De aanlegprojecten hebben alle ten doel om de bereikbaarheid, de veiligheid en de leefbaarheid te verbeteren. Het zwaartepunt is voor elke project anders.

De meeste aanlegprojecten hebben als primaire doelstelling de verbetering van de bereikbaarheid. Dit heeft een indirect positief effect op de veiligheid. Door de afname van het aantal files vermindert het aantal kop-staartbotsingen aan de achterkant van de files. Daarnaast neemt het sluipverkeer op het onveiligere onderliggend wegennet af als de doorstroming op de veiligere hoofdwegen verbetert.

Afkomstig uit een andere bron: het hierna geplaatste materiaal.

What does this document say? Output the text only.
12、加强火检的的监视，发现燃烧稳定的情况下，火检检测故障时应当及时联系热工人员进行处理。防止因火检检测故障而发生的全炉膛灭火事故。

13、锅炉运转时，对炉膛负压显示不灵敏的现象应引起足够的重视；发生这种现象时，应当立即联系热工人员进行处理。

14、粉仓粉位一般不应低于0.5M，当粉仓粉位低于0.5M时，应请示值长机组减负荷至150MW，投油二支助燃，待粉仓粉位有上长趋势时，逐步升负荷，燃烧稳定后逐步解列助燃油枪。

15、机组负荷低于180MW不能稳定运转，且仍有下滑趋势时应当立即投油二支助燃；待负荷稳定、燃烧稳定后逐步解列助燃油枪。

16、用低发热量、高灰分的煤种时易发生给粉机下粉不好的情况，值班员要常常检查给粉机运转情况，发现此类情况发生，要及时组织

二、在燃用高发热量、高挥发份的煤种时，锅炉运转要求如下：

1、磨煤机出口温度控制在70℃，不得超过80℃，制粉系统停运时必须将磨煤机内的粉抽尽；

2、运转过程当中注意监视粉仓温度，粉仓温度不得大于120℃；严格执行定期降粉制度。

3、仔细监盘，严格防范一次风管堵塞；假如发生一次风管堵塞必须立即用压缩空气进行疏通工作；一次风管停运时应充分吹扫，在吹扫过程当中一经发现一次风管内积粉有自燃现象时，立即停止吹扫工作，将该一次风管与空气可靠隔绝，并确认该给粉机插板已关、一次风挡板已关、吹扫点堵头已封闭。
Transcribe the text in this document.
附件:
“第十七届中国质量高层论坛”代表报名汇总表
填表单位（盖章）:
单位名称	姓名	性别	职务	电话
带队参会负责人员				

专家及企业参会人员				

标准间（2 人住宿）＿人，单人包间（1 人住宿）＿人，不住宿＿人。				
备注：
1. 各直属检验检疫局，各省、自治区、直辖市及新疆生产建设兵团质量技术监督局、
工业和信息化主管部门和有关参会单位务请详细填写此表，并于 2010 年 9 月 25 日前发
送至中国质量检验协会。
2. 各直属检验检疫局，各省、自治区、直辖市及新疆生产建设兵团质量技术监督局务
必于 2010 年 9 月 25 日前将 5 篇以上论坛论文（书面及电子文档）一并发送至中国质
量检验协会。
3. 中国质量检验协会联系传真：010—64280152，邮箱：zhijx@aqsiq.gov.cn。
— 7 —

Een voorbeeld is de A73 Venlo-Maasbracht, een nieuwe noord-zuid schakel in midden-Limburg. Dit project is primair vanuit bereikbaarheid opgezet. Nu maakt het verkeer nog gebruik van de N271 en N273. Op de N273 zijn tussen 1993 en 2000 34 verkeersdoden en 387 letselslachtoffers gevallen.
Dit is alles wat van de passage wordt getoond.